Category 1 · New England

Mount Washington Auto Road

12.2 km of private toll road at an average of 11.8 percent — the toughest paved hill climb race in the United States.

Length
12.2 km
Avg gradient
11.8%
Max gradient
22.0%
Summit
1917 m
Ascent
1457 m
1836 m 759 m 0.0 km1.3 km2.7 km4.0 km5.4 km
+1077 m ascent−61 m descentMax grade 49.7%

Where it is

The Mount Washington Auto Road climbs the eastern flank of New Hampshire's Mount Washington, the highest peak in the northeastern United States. It is a private toll road, and is closed to cyclists except on two days per year — the Mount Washington Bicycle Hill Climb in August and a smaller "Newton's Revenge" race in July.

What makes it iconic

There is no easing on the Auto Road. The gradient starts at around 11 percent and never relents. The middle is a sustained 12 to 14 percent.
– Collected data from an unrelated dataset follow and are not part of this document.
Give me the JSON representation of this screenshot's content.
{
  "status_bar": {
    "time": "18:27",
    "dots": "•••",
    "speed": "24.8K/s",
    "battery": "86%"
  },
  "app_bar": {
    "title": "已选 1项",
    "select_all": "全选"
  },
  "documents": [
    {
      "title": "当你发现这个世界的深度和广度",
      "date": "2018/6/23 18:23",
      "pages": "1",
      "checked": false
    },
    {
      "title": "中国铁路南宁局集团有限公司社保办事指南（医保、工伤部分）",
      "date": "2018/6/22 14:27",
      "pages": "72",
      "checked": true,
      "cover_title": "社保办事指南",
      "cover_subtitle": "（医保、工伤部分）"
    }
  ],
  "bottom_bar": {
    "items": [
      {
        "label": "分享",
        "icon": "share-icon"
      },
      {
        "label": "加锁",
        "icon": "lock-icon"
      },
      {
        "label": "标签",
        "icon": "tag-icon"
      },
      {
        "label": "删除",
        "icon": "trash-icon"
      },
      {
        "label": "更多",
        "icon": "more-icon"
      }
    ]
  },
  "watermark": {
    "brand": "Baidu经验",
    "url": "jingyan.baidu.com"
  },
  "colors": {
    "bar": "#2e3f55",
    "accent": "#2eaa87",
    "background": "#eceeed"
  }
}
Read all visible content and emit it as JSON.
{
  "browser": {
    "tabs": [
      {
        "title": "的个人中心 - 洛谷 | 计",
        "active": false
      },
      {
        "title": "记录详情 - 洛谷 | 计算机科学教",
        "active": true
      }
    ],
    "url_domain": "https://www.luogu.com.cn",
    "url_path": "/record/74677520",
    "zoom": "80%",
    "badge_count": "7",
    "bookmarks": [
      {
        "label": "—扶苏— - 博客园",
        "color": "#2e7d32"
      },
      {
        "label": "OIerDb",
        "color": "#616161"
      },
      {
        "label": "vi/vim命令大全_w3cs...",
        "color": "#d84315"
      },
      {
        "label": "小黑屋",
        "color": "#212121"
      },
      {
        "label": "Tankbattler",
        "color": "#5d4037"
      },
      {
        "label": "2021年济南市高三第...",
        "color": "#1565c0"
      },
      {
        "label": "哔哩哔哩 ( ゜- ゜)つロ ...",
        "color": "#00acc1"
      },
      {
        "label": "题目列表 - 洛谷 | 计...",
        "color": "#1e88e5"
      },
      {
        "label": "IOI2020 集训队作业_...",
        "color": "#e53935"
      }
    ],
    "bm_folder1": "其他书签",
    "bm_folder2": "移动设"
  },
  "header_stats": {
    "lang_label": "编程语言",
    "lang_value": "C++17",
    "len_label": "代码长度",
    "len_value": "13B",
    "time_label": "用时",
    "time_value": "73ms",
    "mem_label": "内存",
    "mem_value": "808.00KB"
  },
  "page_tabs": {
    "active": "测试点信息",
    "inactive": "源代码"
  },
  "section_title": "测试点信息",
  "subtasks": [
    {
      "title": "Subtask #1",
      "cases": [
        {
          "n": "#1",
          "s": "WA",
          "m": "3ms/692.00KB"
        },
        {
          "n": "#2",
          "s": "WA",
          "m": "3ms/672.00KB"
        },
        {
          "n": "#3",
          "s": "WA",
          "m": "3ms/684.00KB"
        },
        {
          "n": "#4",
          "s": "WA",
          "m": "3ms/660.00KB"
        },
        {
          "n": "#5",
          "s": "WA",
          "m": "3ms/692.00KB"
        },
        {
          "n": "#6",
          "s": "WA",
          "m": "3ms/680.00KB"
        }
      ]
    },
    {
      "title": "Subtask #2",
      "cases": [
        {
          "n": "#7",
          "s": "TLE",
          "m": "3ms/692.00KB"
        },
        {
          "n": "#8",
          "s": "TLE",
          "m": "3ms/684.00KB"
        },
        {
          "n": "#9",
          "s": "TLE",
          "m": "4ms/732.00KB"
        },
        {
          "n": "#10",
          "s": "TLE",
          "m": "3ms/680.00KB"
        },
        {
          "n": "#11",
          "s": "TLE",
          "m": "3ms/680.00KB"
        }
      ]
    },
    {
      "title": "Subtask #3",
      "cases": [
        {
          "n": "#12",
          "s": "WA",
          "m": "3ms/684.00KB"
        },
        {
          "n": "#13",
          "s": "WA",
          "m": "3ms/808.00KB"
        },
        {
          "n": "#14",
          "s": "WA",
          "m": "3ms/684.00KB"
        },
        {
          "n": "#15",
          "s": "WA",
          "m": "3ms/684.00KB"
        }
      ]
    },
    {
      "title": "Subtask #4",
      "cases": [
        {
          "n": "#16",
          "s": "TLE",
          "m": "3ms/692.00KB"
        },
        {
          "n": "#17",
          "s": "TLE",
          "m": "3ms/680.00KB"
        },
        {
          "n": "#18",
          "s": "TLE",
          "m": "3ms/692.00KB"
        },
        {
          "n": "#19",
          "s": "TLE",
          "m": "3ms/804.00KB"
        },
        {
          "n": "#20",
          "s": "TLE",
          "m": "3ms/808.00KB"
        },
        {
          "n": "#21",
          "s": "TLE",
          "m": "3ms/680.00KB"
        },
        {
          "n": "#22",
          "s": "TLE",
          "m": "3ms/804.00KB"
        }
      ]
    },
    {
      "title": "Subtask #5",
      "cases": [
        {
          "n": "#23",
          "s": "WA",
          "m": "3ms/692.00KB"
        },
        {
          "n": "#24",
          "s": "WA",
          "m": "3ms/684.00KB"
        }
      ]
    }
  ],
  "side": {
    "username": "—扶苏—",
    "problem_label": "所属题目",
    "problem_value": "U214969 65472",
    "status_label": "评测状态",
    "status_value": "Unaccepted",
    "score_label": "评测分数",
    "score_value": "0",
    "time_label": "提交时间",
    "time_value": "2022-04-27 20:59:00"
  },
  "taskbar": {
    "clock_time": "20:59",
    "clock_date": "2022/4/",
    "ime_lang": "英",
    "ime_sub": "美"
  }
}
The final 100 m, after passing the alpine treeline, ramp to 22 percent on dirt — the only unpaved section of the climb. Tyler Hamilton's 49:24 from 2006 stood as the record until Phil Gaimon broke it in 2021 with 49:09.

Race history

The Mount Washington race dates to 1973. It is a uniquely American event — no big peloton, no GC, just an individual time trial against gravity. The summit is often above the clouds and weather can shift dramatically; the mountain holds the historic record for highest surface wind speed measured by humans, at 372 km/h.

Pacing

The Auto Road is too steep for tempo. Aim for the highest sustained effort you can hold for an hour at threshold or just below, and accept that the closing dirt ramp will be done on character. Gearing of at least 34x32 is required for most riders; many use mountain bike triples or 1x setups.

Practical notes

The road is only legally open to bicycles during the race events. The summit is cold (mean July high of 13 °C) and frequently above the cloud line. Descent is by support vehicle — bicycles are not allowed to descend the road. Bring multiple layers for the summit and post-race ride down.